Just remove that function altogether. If you need the size of the struct, use sizeof(Student).
Student::Student(std::string studentInformation)
{
stringstream studentStream(studentInformation); // a stream of student information
studentStream >> firstName;
studentStream >> lastName;
studentStream >> id;
studentStream >> gpa;
}
Each and every line in that function can fail. You need to do more error checking.
std::vector<Student> exposeStudentVector() const;
This is not a good name. Just call it students() and use another name for the member. (Some people like m_ prefixes, some a trailing _ for example.)
ifstream studentFile(filePath);
This can fail. You must check if it worked or not and find a way to convey that information to the caller – since you’re in a constructor your only two options are an exception and an out parameter (and this second one isn’t very appetizing since you’re left with an object in a strange state).
while (!studentFile.eof())
This is almost always wrong. See: Why is iostream::eof inside a loop condition considered wrong?.
studentFile.close();
The destructor of studentFile will take care of that.
datafile.write((char*)&s, sizeof(s));
datafile.read((char*)s, sizeof(*s));
These don’t work at all. While this can work for plain data containers (C structs essentially, but even then this is not portable – see alignment and padding), they will not do the right thing for anything even slightly complicated (e.g. pointers). std::string contains pointers inside it, you’re saving raw pointer values into an binary file, and then reading those back in. Those pointer values have no reason to be valid in another process. Even in the same process, if the pointers have been freed (objects pointed-to deleted for instance), you’re just pointing at random memory. On top of that, the constructors for the std::string members aren’t run.
And you’re again failing to check that the operations succeeded for the read and write calls. (Plus an arbitrary limitation to exactly 13 entries.)

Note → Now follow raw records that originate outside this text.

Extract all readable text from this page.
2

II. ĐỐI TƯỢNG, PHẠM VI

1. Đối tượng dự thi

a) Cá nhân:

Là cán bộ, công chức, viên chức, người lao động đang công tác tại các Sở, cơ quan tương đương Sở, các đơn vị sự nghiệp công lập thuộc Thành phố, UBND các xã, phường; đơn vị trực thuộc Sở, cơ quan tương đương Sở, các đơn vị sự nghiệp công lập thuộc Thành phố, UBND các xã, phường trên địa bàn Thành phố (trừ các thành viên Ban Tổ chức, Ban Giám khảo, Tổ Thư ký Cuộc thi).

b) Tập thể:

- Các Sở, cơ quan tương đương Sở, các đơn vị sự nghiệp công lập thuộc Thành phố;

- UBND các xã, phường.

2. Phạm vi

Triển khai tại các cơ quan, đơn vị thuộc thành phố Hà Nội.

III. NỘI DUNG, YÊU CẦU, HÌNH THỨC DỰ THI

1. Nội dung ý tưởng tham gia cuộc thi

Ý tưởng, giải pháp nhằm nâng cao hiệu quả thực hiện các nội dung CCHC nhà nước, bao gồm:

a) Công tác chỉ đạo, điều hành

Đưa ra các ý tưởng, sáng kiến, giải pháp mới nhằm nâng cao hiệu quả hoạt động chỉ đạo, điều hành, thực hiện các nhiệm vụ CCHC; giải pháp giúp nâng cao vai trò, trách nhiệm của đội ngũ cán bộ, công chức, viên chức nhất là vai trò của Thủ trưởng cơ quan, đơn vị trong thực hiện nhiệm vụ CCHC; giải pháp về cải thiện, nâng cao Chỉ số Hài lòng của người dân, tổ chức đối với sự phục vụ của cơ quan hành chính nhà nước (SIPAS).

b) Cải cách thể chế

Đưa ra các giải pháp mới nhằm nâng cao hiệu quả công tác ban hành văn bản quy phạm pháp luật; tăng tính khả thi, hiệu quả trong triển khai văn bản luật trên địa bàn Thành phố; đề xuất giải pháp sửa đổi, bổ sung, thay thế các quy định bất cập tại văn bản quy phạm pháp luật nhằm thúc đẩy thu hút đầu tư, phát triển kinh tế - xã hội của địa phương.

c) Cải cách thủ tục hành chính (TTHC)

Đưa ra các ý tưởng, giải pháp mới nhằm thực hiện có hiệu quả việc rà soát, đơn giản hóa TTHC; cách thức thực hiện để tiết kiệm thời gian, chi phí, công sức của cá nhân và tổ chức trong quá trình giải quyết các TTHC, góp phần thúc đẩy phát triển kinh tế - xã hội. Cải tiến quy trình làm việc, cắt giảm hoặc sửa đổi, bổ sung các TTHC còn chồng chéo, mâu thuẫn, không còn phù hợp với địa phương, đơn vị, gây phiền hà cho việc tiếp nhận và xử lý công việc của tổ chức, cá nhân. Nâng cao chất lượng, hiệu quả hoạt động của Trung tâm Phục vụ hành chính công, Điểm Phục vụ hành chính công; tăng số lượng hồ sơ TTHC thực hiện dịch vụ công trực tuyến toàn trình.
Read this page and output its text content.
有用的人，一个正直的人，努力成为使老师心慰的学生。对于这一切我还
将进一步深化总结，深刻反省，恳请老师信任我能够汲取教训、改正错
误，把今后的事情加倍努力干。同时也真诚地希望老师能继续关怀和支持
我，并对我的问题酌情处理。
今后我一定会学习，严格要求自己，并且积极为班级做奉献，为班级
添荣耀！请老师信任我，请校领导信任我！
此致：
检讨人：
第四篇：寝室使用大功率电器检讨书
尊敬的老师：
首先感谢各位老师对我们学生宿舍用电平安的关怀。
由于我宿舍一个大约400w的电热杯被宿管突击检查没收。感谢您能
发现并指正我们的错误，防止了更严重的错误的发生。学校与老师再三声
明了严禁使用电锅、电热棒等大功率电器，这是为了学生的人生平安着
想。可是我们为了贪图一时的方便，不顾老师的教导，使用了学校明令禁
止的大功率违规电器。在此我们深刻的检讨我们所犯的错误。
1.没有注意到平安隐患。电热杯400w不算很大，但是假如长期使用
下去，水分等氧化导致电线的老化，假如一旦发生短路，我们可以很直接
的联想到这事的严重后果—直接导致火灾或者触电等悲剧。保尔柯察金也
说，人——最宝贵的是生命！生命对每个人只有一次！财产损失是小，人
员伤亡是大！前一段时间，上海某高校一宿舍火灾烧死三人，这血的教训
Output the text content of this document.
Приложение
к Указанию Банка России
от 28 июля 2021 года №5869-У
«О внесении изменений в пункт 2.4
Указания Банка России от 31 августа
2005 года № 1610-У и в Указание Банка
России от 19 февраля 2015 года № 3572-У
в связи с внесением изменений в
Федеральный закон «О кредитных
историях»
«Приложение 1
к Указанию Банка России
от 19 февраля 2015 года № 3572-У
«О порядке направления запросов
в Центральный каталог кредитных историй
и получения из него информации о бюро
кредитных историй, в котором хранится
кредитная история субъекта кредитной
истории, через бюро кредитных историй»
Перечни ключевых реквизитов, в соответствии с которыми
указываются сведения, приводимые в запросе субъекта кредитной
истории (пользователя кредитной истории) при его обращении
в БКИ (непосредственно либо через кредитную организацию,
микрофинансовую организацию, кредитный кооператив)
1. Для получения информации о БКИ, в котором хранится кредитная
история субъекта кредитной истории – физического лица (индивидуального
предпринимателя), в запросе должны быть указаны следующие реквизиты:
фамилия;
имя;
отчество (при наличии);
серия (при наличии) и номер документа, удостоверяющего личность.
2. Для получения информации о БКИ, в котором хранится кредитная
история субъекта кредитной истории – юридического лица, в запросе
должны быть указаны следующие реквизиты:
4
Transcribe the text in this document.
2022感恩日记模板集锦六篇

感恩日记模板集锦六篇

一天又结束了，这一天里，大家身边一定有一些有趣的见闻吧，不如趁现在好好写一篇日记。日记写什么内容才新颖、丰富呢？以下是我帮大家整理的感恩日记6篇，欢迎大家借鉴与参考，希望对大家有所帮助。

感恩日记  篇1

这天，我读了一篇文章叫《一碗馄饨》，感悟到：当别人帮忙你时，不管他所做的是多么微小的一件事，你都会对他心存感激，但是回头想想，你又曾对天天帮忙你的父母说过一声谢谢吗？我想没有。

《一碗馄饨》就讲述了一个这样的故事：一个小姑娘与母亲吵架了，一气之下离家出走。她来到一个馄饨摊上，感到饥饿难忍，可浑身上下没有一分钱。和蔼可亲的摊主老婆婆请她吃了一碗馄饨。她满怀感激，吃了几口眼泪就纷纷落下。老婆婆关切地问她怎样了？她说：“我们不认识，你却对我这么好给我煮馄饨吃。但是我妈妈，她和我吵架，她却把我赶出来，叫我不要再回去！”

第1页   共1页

If you want to serialize structures, you should look into serialization libraries, it is in fact a non-trivial task to get right. Google Protobuf and boost::serialization come to mind. If you want to do it yourself, you’ll need to really think about how to save and restore every member in a safe way. An example for a string is to write out its length (in binary), then the contents. Another approach is just writing out the zero-terminated string contents, but that’s a bit more of a pain to deserialize and validate.
Make sure you test each part of your code independently, in new processes (i.e. doing a write/read in the same process will hide all kinds of pointer bugs that are actually undefined behavior and could crash in fancy fashions – or not unfortunately). Also test invalid inputs. Also test things like input file not being there at all, wrong permissions that prevent the output files from being generated, etc. Your program should behave correctly, or at least sanely, in these circumstances. Entering an infinite loop is not nice.
Make sure you check the return values of all functions that can fail. For starters: all I/O operations can fail, all memory allocations can fail, all parsing operations can fail, all system calls can fail.